Business Processes are the life fluid of an Enterprise, moving and shifting to respond to ever changing business environment. They are sets of activities in an organization that are performed in response to a trigger — an external stimulus, an internal state change, a point in time is reached — to provide a desired result in response to that trigger.
The nature of business processes lends itself to diagramming them in some manner. You can present: the starting and end points as circles; all the Activities as boxes (rounded corners preferred); Decision Points as diamond shapes; arrowed lines connecting all of the above; swim-lanes optional. What all this drawing means is that, given sufficient effort, it is possible to fully define a process as it exists at a point in time.

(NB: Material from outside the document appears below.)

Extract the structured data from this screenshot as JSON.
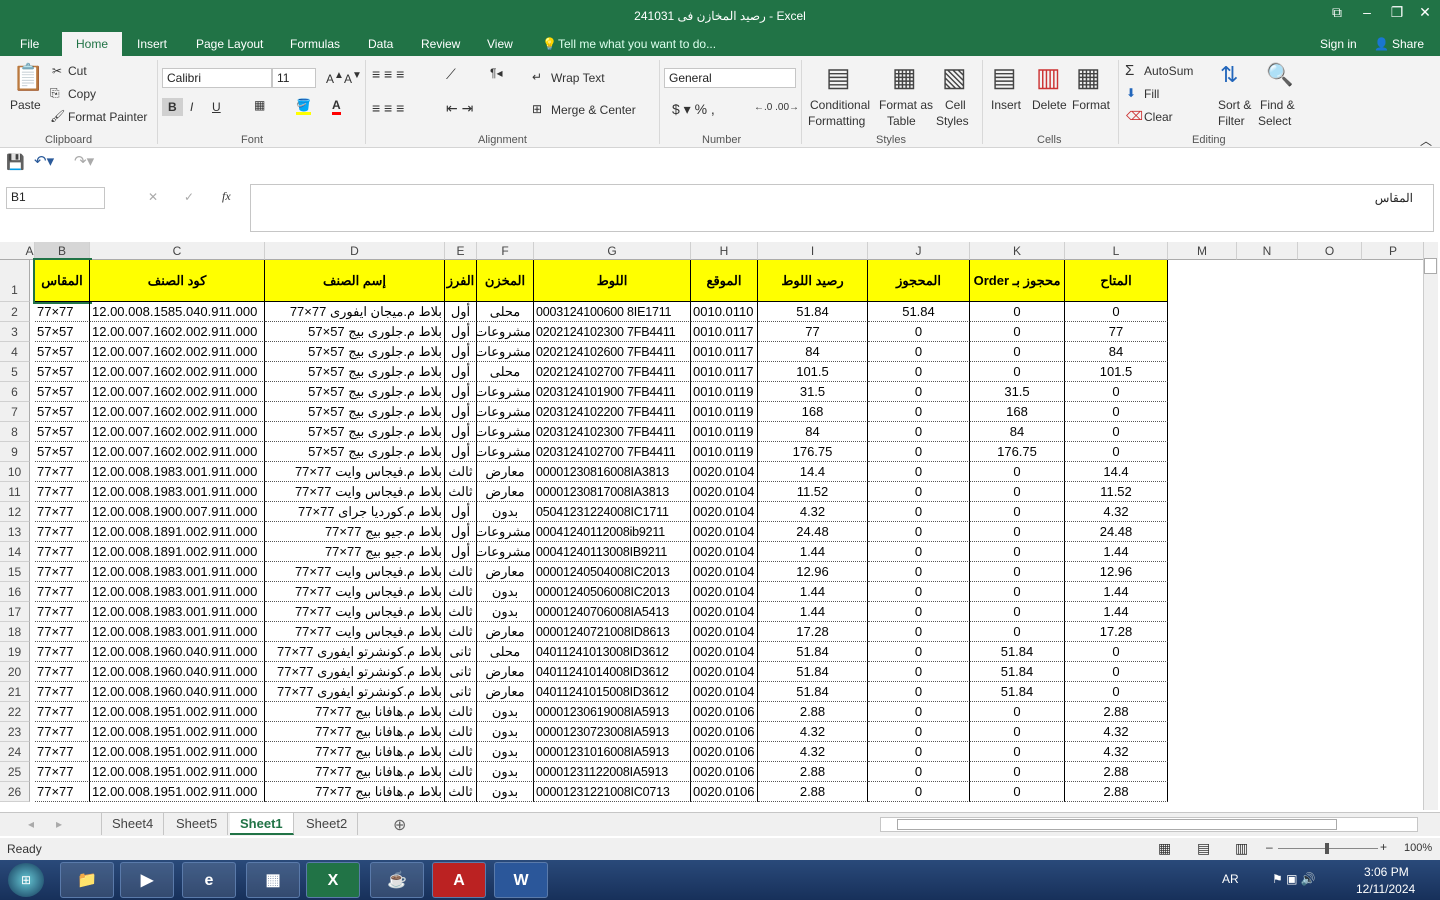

Why the emphasis on a point in time? Consider how most business’ processes and activities were automated for the first time; the process was defined, and programmers design and code programs for a system that executes the activities. For the day this system is implemented, and for some period of time afterwards, the system does what it was designed to do, and the business performs its processes using that system. No one is aware that the business process is now frozen in time.
Fairly soon, however, the business decides to change its process somewhat to deal with new problems or opportunities; their system does not support this changed process, so a project is needed to open the system, make the changes (correctly), test the changes, and implement the new programs for the system. This takes time. The business process essentially must be thawed out, re-directed, and then re-frozen.